# Pure Data Analysis¶

This tutorial covers different methods of analysing data without running GST. So far, there's only one, which checks for consistency between two (or more) datasets, called "Data Set Comparison".

## Data Set Comparison¶

This method declares that two or more DataSets are "consistent" if the observed counts for the same gate strings across the data sets are all consistent with being generated by the same underlying gateset. This protocol can be used to test for, among other things, drift and crosstalk. It can also be used to compare an experimental dataset to an "ideal" dataset.

In :
from __future__ import division, print_function

import pygsti
import numpy as np
import scipy
from scipy import stats
from pygsti.construction import std1Q_XYI

/usr/local/lib/python3.6/site-packages/pyGSTi-0.9.4.4-py3.6.egg/pygsti/tools/matrixtools.py:23: UserWarning: Could not import Cython extension - falling back to slower pure-python routines
_warnings.warn("Could not import Cython extension - falling back to slower pure-python routines")


Let's first compare two Dataset objects where the underlying gate sets are the same.
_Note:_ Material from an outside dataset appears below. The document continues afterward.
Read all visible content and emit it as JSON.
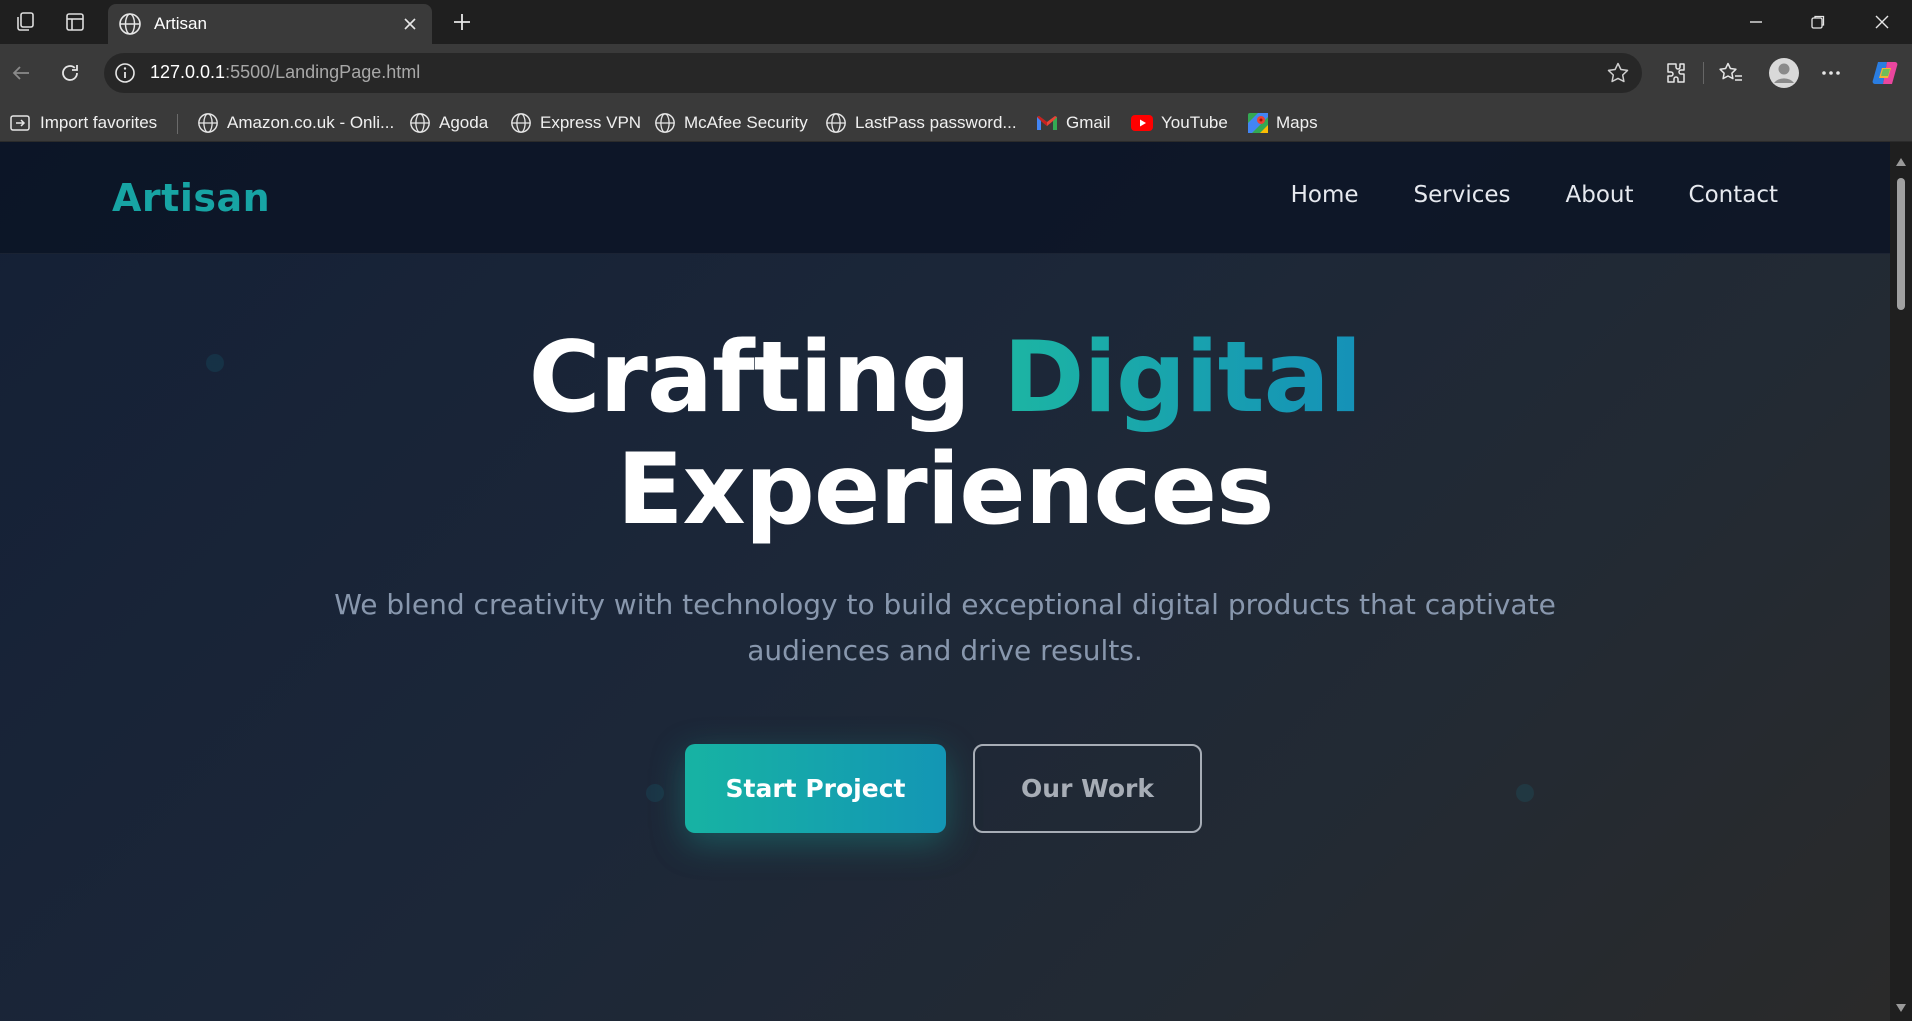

The data sets we'll use will be GST datasets (which allows us to do some nice visualization), but arbitrary datasets will work in general, provided that the gate sequences across the datasets are the same.

In :
#Let's make our underlying gate set have a little bit of random unitary noise.
gs_exp_0 = std1Q_XYI.gs_target.copy()
gs_exp_0 = gs_exp_0.randomize_with_unitary(.01,seed=0)

In :
germs = std1Q_XYI.germs
fiducials = std1Q_XYI.fiducials
max_lengths = [1,2,4,8,16,32,64,128,256]
gate_sequences = pygsti.construction.make_lsgst_experiment_list(std1Q_XYI.gates,fiducials,fiducials,germs,max_lengths)

In :
#Generate the data for the two datasets, using the same gate set, with 100 repetitions of each sequence.
N=100
DS_0 = pygsti.construction.generate_fake_data(gs_exp_0,gate_sequences,N,'binomial',seed=10)
DS_1 = pygsti.construction.generate_fake_data(gs_exp_0,gate_sequences,N,'binomial',seed=20)

In :
#Let's compare the two datasets.
comparator_0_1 = pygsti.objects.DataComparator([DS_0,DS_1])

In :
#Let's get the report from the comparator.
comparator_0_1.report(confidence_level=0.95)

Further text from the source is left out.